When these kinds of people get devices like Samsung Galaxy J2 as their first one, their joyous experience turns sour when they come to know that the popular apps defining the smartphone fraternity lag and the games showcased on their retail boxes are out of the actual product’s league. This disappoints users, leading them to often disgust the product and the brand.
The budget smartphone category must showcase the goodness of the smartphone world without costing a bomb. Manufacturers like Xiaomi and Lenovo are efficient at managing the price to performance ratio. Xiaomi’s Redmi series of phones have been those devices that let consumers enjoy the smartphone experience at a price of an expensive pair of branded shoes. Similarly, Lenovo’s phones showcase amazing build quality and latest specifications for lower prices. What’s worth mentioning about these devices is that they don’t only focus on providing an impressive specification list but a notable usage experience. You will still find the predecessors of these devices out in the wild, functioning as good as when they were new. This is also the reason that these brands have gained massive popularity in a very short amount of time.
However, most of the consumers preferring this category don’t have knowledge about the internals of phones. Also, they prefer to go for those handsets that are recommended by the salesmen who are paid to sell the lesser equipped ones more than the better ones. Even when consumers complain of their low-end devices running out of breath within a few days, they still go for newer version of those keeping in the mind the brand’s strong after sales support.

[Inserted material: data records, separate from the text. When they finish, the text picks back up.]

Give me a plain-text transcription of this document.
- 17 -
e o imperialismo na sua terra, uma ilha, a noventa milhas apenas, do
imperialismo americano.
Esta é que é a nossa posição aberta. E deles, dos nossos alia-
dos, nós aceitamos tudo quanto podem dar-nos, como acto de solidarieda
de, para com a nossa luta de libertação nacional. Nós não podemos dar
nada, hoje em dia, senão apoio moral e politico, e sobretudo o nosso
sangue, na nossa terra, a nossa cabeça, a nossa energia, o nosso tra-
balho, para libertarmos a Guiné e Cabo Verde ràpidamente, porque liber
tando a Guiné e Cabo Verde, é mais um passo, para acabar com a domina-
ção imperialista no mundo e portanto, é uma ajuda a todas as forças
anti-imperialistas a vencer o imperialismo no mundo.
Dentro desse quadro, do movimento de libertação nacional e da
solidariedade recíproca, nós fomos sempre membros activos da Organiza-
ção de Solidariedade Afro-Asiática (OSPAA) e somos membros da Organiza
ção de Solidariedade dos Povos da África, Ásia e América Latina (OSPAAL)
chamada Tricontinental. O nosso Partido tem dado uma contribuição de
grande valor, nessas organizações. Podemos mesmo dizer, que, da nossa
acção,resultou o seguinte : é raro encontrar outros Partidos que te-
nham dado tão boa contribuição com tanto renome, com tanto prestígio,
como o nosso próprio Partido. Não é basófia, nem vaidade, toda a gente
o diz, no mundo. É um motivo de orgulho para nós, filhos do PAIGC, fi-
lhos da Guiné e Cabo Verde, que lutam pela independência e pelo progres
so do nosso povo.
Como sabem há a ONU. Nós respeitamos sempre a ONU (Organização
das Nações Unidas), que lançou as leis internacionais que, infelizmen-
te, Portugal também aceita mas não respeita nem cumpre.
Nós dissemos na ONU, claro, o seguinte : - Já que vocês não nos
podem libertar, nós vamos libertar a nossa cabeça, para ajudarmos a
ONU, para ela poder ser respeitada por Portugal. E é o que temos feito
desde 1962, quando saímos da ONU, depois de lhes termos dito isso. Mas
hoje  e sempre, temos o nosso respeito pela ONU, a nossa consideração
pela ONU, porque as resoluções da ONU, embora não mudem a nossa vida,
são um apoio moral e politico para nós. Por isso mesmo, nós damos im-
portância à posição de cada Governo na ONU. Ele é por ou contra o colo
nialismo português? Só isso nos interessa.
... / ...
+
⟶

Therefore, it makes little sense to buy such a device that has pre-historic chipset and software. We don’t condemn these devices – they are great for someone who wants a phone for social media and entertainment purposes. But if you prefer better user experience and timely upgrades, you should either look at devices with modern specifications, which could lead you to spend a bit more. We also urge well-known manufacturers to make updated devices for the masses and focus on great experience.